Omega Cen

Glowing at 4th magnitude, Omega Centauri is dimly visible to the naked eye. Click for a Hubble Space Telescope view into the cluster's heart.

Photo by Loke Kun Tan.

The great globular star cluster Omega Centauri is unique. It's the biggest and brightest globular cluster in the sky and a treasured sight for amateur observers who are far enough south to see it well. It's the physically largest globular in our Milky Way galaxy, containing millions of stars. And in recent years, astronomers have been finding other unique properties about it that are more mysterious.

For one thing, unlike most globulars it's supported partly by rotation, which gives it a slightly elongated shape. By contrast, most of the Milky Way's 160 or so globular clusters are beehive-like masses of stars swarming at random.

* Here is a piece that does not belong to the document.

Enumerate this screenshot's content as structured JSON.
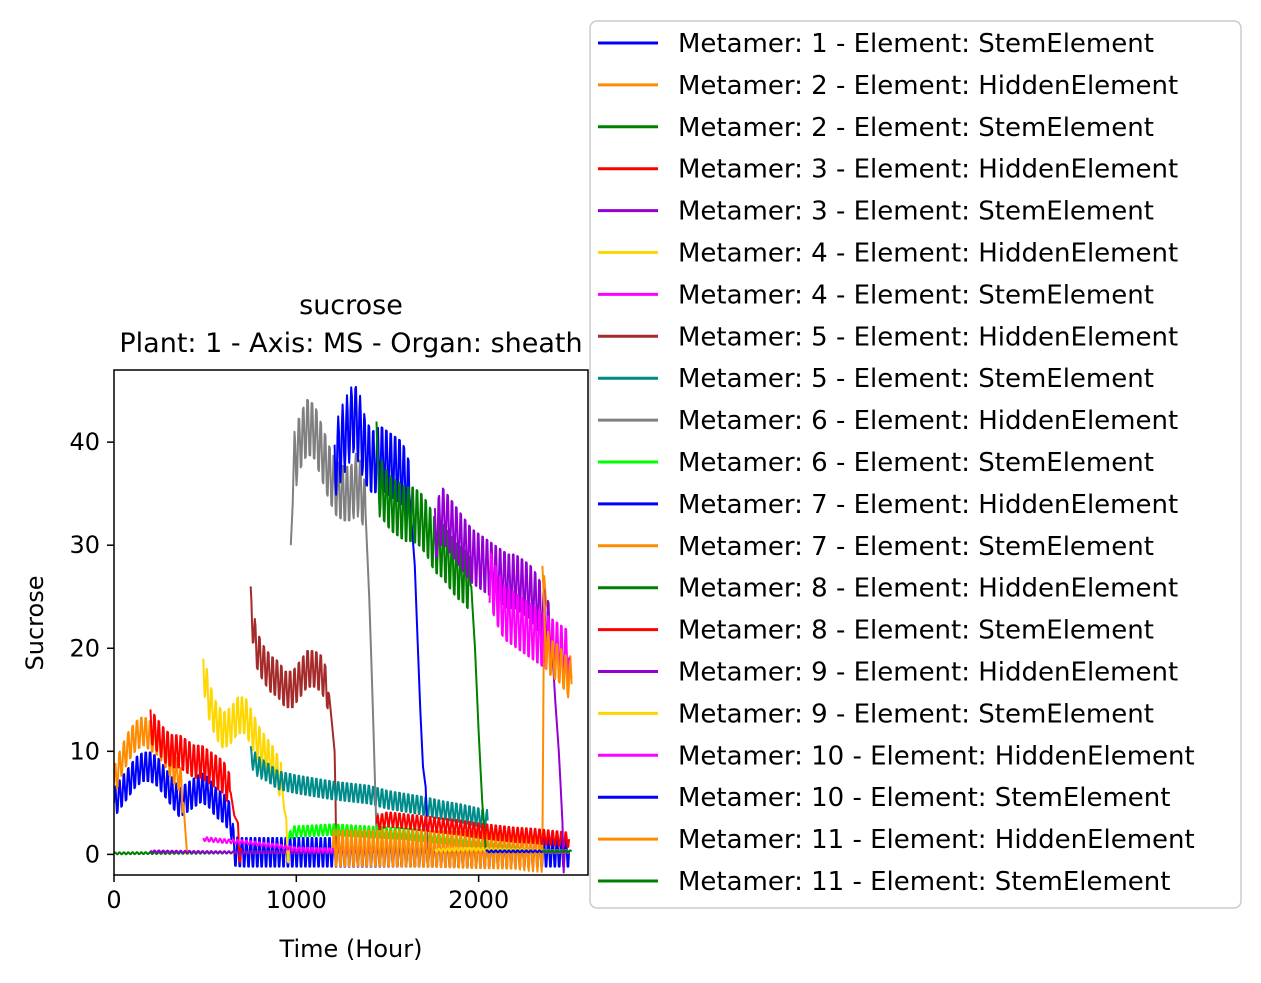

In addition, Omega Cen is the only globular in the Milky Way containing at least two different populations of stars born at different eras. Most of its stars have only about 1/40 the Sun's proportion of heavy elements, a sign of great age. But there's a second population of younger stars mixed in that have 10 times more heavy-element content and also have clearly aged less. These stars amount to 5 percent of the total. And there's an intermediate group of stars having various ages in between.

Three astronomers in Italy and Germany have just published a study of the three populations' motions. Although "the global scenario for the formation and evolution of Omega Centauri still remains a mystery," write Francesco R. Ferraro and Michele Bellazzini (Bologna Observatory) and Elena Pancino (European Southern Observatory), their work is helping to sort the situation out.

The youngest stars, the astronomers find, are clearly moving as a separate group with respect to the rest. Moreover, they don't share in the cluster's general rotation. And the intermediate-age group of stars also has a distinct motion of its own.

The astronomers say the young stars are the tattered remains of a different cluster that Omega Cen has swallowed and nearly assimilated. In fact, they say, in the same manner that "a typical galaxy evolves by accreting smaller systems, the past history of this giant cluster . . . was probably characterized by multiple accreting/merging episodes."

Other astronomers have suggested that Omega Centauri is not a true globular cluster at all, but the dense remnant core of a dwarf elliptical galaxy that the Milky Way has consumed and mostly stripped. If so, we're seeing a case of "hierarchical merging" of small bodies into a larger one merging into a still larger one — something that standard galaxy-formation theory says ought to occur.